Industrial conglomerate Tata has had an SEZ approved for the eastern state of Orissa, while IT firm Wipro's proposal in the southern state of Andhra Pradesh has also been given the green light.
Overall, Manmohan Singh's government has given approval for 111 SEZs in the past two years.
India believes that the zones will help provide employment and secure large amounts of foreign investment.
The initiative has inspired huge interest among would-be developers but has also prompted resistance from rural communities in India, where farming is the mainstay of some two-thirds of the population.
Recent government moves to clear land for a petrochemical centre in West Bengal led to conflicts killing 14. Other regions also saw protests.
This, and other protests by farmers has led the Indian government to bring in a law that would ensure financial compensation and jobs to people who would be displaced by these zones.
The 'Rehabilitation Policy' was to be introduced in Parliament earlier this year but differences between various ministries has delayed it.

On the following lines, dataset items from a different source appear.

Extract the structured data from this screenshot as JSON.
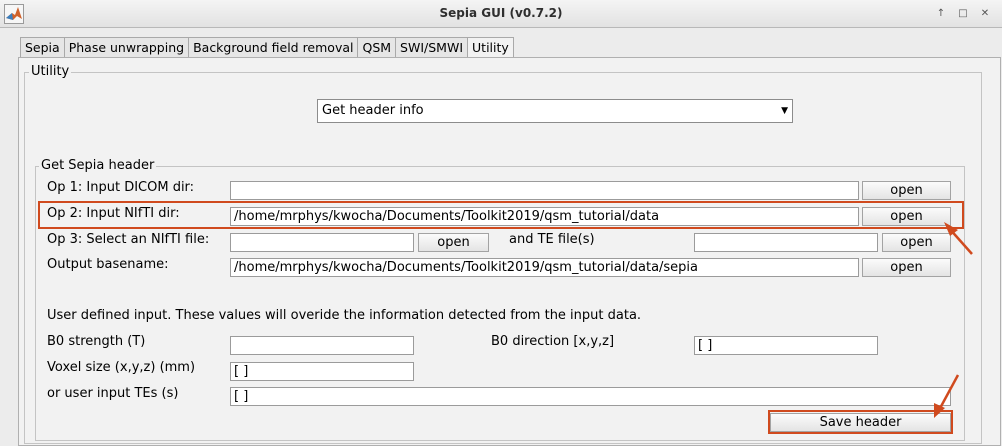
{
  "window": {
    "title": "Sepia GUI (v0.7.2)",
    "controls": [
      "↑",
      "□",
      "✕"
    ]
  },
  "tabs": [
    {
      "label": "Sepia"
    },
    {
      "label": "Phase unwrapping"
    },
    {
      "label": "Background field removal"
    },
    {
      "label": "QSM"
    },
    {
      "label": "SWI/SMWI"
    },
    {
      "label": "Utility"
    }
  ],
  "utility": {
    "panel_title": "Utility",
    "method_select": {
      "value": "Get header info"
    }
  },
  "header_group": {
    "title": "Get Sepia header",
    "op1": {
      "label": "Op 1: Input DICOM dir:",
      "value": "",
      "button": "open"
    },
    "op2": {
      "label": "Op 2: Input NIfTI dir:",
      "value": "/home/mrphys/kwocha/Documents/Toolkit2019/qsm_tutorial/data",
      "button": "open"
    },
    "op3": {
      "label": "Op 3: Select an NIfTI file:",
      "value": "",
      "button": "open",
      "te_label": "and TE file(s)",
      "te_value": "",
      "te_button": "open"
    },
    "output": {
      "label": "Output basename:",
      "value": "/home/mrphys/kwocha/Documents/Toolkit2019/qsm_tutorial/data/sepia",
      "button": "open"
    },
    "user_note": "User defined input. These values will overide the information detected from the input data.",
    "b0_strength": {
      "label": "B0 strength (T)",
      "value": ""
    },
    "b0_direction": {
      "label": "B0 direction [x,y,z]",
      "value": "[ ]"
    },
    "voxel_size": {
      "label": "Voxel size (x,y,z) (mm)",
      "value": "[ ]"
    },
    "user_tes": {
      "label": "or user input TEs (s)",
      "value": "[ ]"
    },
    "save_button": "Save header"
  },
  "annotation_color": "#d04a1e"
}
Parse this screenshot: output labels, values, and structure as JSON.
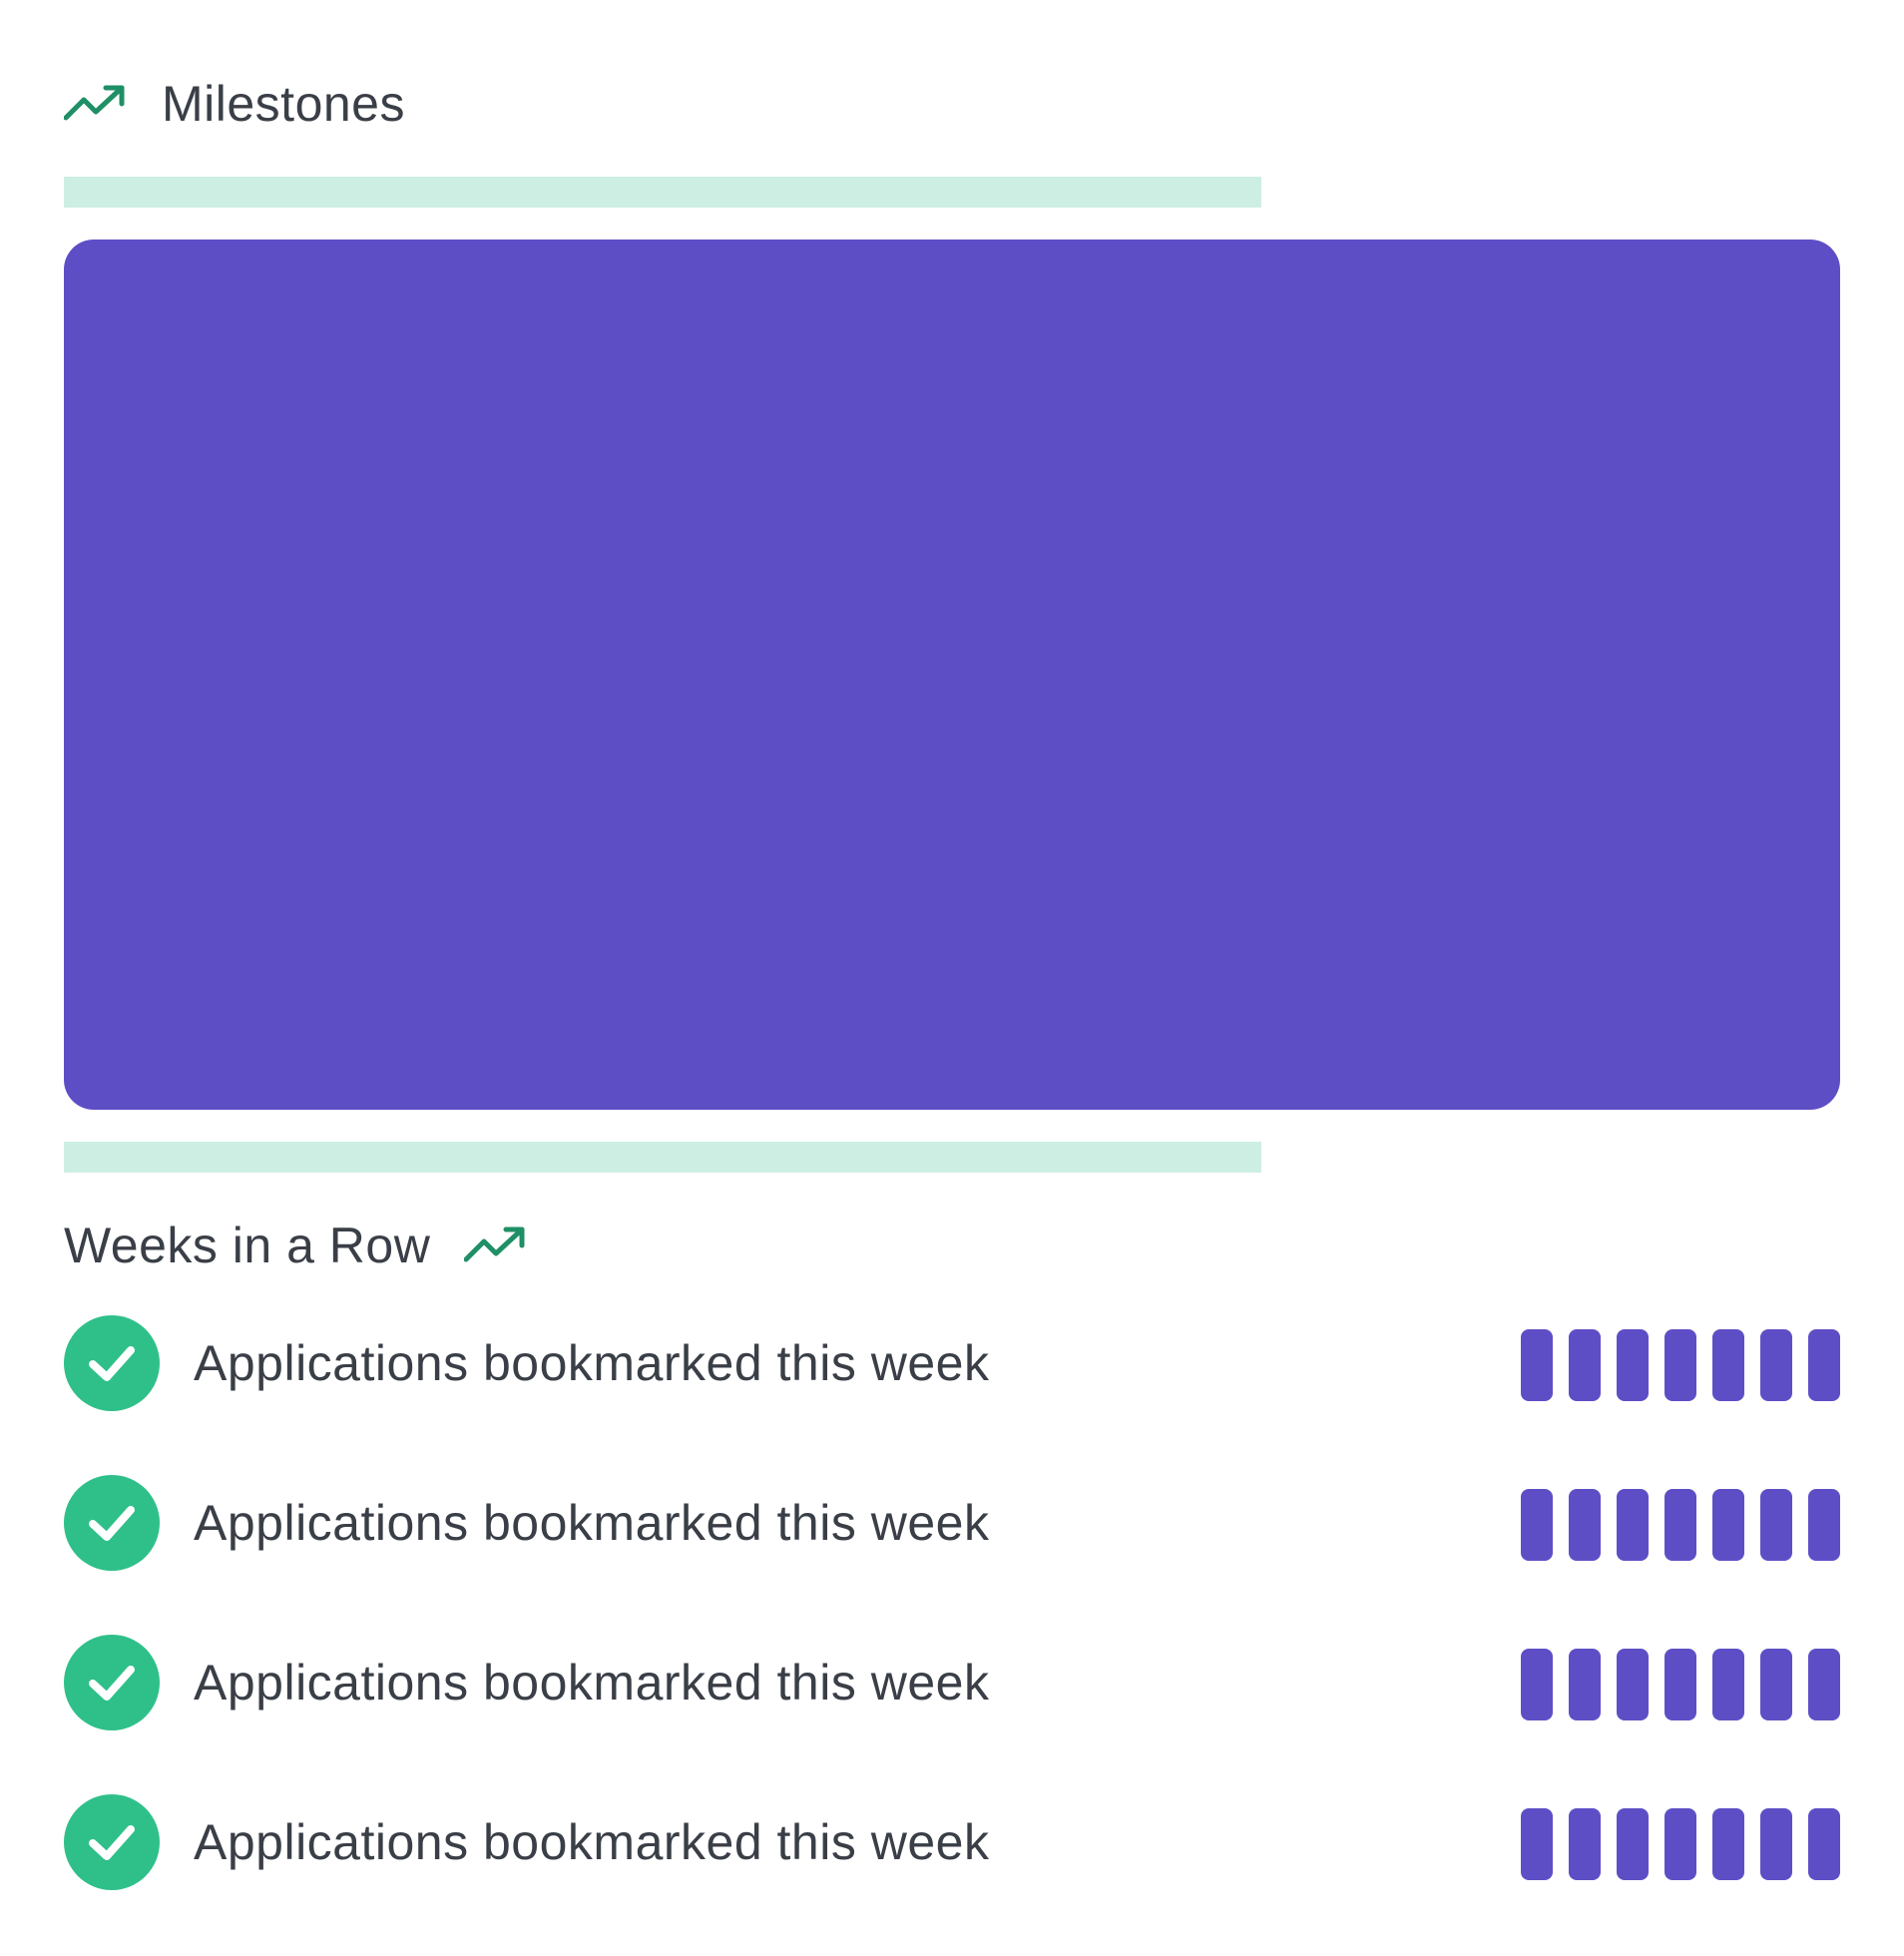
{
  "milestones": {
    "title": "Milestones",
    "icon": "trending-up-icon"
  },
  "weeks_in_a_row": {
    "title": "Weeks in a Row",
    "icon": "trending-up-icon",
    "items": [
      {
        "label": "Applications bookmarked this week",
        "completed": true,
        "weeks": 7
      },
      {
        "label": "Applications bookmarked this week",
        "completed": true,
        "weeks": 7
      },
      {
        "label": "Applications bookmarked this week",
        "completed": true,
        "weeks": 7
      },
      {
        "label": "Applications bookmarked this week",
        "completed": true,
        "weeks": 7
      }
    ]
  },
  "colors": {
    "accent_green": "#2fc08a",
    "trend_green": "#1f8f66",
    "skeleton_green": "#cdefe3",
    "purple": "#5e4ec6",
    "text": "#3a3f47"
  }
}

Prime Minister Singh has also faced opposition from the finance ministry and central bank over tax incentives to be provided to industries in these enclaves.
The government "has still not resolved pending issues," says the national editor of The Economic Times, M K Venu.
He added that by clearing 24 proposals, the government had "signalled its commitment" to SEZs but pointed out that it had not cleared any of the controversial schemes, which require acquisition of vast tracts of land.
"There is no clear policy yet on how companies should go about acquiring land. That is a political issue and will take some time to sort out," Mr Venu pointed out.